Gökhan Karakaş – Deniz Biyoloğu Dr. Mert Gökalp, Akdeniz, Karadeniz, Marmara ve Ege Denizi’nde 15 yılda yaptığı binlerce dalışın akabinde …
Balıklar, memeliler…
Kitap için 15 yılda 4000 dalış yaptıklarını ve 232 çeşidi bir ortaya getirdiklerini belirten Gökalp, “Üç kitaptan oluşacak serinin birinci kitabında kıkırdaklıları, balıkları, deniz kaplumbağalarını ve memelileri anlattık. Akdeniz, Karadeniz, Ege Denizi ve Marmara Denizi’nde hala ömür olduğunu hoyratça yok etmememiz gerektiğini anlatmaya çalıştık. Mahallî çeşitler hamsi ve istavritten istilacı balon ve aslan balıklarına kadar tüm balıkları göstererek kıyılarımızın dünya deniz ekosistemi için ehemmiyetini vurguladık. Hala Akdeniz foku ve deniz kaplumbağası varsa umut var demektir” dedi.
‘Onlar tehdit değil’
Yazdığı memleketler arası bilimsel makalelerle kıyılarımızdaki köpekbalıklarını tanıtan Hakan Kabasakal üzere bilim insanları bulunduğunu hatırlatan Mert Gökalp, Türkiye’de yaklaşık 30 çeşit köpekbalığının yaşamasının büyük baht olduğunu vurguladı. Gökalp, köpekbalıklarının yok edilmemesi gerektiğini şu tabirlerle anlattı:
“Bir vakitler Marmara Denizi’ne orkinosların peşinden giren büyük beyazlar bile vardı. Geçmişte balıkçıların tuttuğu 5-6 metrelik büyük beyaz köpekbalıkları iç denizimizin bile ne kadar pahalı bir ekosisteme sahip olduğunu kanıtlıyor. Köpekbalıkları zararsız canlılar ve temel tehdit bizler yani insanoğlu. Köpekbalıkları tüm denizlerde en çok öldürülen ve kuşakları yüksek düzeyde tehdit altında olan canlılar.
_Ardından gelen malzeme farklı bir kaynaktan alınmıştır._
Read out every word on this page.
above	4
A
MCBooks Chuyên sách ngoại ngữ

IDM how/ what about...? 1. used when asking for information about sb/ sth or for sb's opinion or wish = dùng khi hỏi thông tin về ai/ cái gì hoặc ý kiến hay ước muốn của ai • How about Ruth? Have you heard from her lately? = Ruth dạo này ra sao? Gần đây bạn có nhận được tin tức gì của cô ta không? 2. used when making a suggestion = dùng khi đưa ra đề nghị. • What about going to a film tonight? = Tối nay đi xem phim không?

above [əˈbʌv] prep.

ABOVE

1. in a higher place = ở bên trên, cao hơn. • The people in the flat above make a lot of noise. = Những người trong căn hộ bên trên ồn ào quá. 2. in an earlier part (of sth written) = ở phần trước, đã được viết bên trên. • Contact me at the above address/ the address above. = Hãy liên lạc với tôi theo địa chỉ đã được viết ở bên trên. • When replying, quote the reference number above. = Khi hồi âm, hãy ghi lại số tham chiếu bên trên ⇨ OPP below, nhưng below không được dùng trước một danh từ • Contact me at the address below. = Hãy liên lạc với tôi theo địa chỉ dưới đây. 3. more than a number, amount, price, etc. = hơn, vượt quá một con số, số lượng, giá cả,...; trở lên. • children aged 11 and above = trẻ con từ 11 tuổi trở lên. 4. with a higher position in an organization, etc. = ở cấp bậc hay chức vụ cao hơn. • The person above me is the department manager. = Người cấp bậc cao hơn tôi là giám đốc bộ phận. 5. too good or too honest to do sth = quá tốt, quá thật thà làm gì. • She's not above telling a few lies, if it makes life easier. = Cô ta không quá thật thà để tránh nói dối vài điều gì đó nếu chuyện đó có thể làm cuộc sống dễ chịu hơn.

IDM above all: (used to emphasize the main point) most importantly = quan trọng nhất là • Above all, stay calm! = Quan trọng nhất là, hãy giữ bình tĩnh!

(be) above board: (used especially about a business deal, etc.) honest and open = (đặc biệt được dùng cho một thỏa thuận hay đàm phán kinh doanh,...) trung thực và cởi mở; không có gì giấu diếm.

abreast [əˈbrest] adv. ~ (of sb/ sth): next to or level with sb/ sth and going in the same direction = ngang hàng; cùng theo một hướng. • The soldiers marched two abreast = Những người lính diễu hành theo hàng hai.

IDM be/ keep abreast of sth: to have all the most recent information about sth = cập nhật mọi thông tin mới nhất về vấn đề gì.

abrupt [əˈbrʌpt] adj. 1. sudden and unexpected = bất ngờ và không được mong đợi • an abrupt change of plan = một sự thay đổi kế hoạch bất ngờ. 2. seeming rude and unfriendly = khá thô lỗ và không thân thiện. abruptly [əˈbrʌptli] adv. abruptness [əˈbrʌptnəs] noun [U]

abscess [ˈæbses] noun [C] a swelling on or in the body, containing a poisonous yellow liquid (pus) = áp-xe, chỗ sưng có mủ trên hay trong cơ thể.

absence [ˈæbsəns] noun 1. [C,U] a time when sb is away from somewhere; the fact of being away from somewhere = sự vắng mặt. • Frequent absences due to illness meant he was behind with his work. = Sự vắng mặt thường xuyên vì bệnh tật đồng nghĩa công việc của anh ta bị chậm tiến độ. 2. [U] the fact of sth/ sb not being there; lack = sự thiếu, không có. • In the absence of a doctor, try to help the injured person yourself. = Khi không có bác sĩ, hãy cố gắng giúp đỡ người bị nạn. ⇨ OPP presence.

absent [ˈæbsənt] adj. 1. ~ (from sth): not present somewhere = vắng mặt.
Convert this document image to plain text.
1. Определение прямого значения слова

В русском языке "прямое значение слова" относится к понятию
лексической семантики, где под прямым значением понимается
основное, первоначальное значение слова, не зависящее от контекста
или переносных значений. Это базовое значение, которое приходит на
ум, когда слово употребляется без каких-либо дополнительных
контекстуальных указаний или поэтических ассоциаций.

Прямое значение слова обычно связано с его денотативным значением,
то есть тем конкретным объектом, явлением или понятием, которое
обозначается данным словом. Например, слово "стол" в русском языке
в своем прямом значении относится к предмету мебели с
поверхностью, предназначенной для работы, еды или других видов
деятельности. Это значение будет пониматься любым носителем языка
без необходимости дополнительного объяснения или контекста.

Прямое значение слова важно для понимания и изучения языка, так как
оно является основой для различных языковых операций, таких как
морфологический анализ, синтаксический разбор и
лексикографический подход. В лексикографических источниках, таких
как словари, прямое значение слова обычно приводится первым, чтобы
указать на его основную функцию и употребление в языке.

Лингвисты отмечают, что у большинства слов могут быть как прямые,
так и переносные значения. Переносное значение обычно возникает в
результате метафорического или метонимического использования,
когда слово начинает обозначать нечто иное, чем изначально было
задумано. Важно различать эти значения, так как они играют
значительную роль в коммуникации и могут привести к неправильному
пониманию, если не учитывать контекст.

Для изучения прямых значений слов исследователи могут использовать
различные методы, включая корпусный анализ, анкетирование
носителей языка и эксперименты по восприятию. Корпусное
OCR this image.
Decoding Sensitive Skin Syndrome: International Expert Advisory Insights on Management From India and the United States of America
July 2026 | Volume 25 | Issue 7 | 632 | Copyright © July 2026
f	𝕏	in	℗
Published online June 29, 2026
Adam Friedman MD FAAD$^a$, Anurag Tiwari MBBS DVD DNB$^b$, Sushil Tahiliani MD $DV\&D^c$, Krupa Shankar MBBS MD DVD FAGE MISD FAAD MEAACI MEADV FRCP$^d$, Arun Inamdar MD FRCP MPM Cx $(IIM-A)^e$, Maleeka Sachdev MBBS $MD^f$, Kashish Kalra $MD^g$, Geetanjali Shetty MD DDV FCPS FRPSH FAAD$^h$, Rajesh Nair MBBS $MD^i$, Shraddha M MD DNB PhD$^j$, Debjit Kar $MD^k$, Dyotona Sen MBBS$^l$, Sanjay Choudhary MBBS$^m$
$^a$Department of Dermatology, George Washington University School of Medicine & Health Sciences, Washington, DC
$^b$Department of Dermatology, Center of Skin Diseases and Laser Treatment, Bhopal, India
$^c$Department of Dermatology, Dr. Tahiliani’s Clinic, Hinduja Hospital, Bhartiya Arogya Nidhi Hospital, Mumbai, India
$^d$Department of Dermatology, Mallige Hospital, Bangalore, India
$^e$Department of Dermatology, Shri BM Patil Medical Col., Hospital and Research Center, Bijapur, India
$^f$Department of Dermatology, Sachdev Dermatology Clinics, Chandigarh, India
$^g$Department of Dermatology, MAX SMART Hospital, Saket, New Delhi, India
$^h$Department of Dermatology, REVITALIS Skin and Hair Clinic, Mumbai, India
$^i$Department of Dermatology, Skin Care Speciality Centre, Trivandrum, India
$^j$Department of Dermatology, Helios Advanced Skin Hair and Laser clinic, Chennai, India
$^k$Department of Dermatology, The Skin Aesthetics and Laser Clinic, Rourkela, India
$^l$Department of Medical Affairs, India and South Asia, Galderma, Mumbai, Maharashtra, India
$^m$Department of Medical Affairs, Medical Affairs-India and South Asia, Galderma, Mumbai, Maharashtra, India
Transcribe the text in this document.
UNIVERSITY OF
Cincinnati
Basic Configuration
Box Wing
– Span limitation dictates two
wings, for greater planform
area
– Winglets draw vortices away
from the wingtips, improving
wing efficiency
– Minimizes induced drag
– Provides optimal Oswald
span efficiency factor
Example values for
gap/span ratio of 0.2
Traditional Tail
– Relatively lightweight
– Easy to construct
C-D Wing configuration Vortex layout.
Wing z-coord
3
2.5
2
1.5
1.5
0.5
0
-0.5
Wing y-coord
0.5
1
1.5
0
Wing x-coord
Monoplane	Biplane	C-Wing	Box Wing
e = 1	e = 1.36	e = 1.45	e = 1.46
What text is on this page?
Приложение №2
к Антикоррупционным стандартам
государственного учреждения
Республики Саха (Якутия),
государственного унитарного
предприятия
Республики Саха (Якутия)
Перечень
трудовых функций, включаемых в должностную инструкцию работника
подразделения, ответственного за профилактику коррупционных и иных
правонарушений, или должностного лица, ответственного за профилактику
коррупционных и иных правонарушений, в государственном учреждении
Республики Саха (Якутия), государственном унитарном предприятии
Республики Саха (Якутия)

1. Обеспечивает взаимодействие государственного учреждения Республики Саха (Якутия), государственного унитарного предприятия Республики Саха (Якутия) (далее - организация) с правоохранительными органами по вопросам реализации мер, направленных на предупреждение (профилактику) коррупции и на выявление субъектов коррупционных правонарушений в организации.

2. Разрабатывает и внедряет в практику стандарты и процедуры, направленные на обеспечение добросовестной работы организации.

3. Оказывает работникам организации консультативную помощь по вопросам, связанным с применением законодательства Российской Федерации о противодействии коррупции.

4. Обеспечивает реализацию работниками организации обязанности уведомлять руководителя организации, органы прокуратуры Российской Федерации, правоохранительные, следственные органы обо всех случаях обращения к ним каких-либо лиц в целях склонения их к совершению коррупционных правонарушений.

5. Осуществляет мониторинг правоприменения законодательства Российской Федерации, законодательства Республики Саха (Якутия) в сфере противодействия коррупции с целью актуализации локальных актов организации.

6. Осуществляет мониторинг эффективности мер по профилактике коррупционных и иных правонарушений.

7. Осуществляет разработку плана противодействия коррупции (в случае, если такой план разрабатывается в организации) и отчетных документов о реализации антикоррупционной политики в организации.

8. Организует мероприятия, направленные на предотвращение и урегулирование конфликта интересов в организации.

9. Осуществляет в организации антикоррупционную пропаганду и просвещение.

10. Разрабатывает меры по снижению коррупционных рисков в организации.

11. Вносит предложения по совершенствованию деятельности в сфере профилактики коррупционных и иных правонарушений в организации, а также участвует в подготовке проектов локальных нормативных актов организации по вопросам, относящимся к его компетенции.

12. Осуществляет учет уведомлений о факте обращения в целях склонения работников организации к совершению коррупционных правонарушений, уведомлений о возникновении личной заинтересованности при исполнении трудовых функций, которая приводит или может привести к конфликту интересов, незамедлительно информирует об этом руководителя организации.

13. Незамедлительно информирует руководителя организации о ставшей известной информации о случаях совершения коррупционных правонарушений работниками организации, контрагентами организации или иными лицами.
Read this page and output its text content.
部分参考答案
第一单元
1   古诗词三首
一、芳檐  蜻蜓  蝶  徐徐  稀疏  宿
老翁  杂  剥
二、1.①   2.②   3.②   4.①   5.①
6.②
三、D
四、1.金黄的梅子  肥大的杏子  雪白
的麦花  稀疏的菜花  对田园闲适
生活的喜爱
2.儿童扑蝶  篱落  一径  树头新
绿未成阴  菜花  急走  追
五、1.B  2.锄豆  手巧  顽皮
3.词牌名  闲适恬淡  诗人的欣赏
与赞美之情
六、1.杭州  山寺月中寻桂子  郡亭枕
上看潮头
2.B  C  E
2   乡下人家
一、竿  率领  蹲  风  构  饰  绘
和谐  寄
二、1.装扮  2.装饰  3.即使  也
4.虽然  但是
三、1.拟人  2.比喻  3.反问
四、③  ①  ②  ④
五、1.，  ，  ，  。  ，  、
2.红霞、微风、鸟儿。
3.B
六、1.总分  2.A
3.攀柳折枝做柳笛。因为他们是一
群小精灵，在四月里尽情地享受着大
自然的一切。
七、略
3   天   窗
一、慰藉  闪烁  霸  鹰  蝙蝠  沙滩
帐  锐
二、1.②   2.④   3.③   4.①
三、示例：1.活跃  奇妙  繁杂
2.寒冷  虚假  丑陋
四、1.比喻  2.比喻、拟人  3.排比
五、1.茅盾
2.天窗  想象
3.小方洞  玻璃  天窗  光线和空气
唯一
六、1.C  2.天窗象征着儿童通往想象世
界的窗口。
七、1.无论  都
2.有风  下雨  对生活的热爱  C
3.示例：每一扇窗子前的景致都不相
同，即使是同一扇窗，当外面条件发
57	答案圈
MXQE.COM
Köpekbalıkları da bu gidişle yok olacak. Besin zincirinin zirve yırtıcısı bu canlının korunması için Türk insanına da büyük vazifeler düşüyor. Köpekbalığını ekosistemden çekerseniz büyük kayıp yaşanır. Boz camgöz yok olursa hamsi de lüferde azalır. Birbirine sıkı sıkıya bağlı bu canlıların bütüncül formda korunması gerekli.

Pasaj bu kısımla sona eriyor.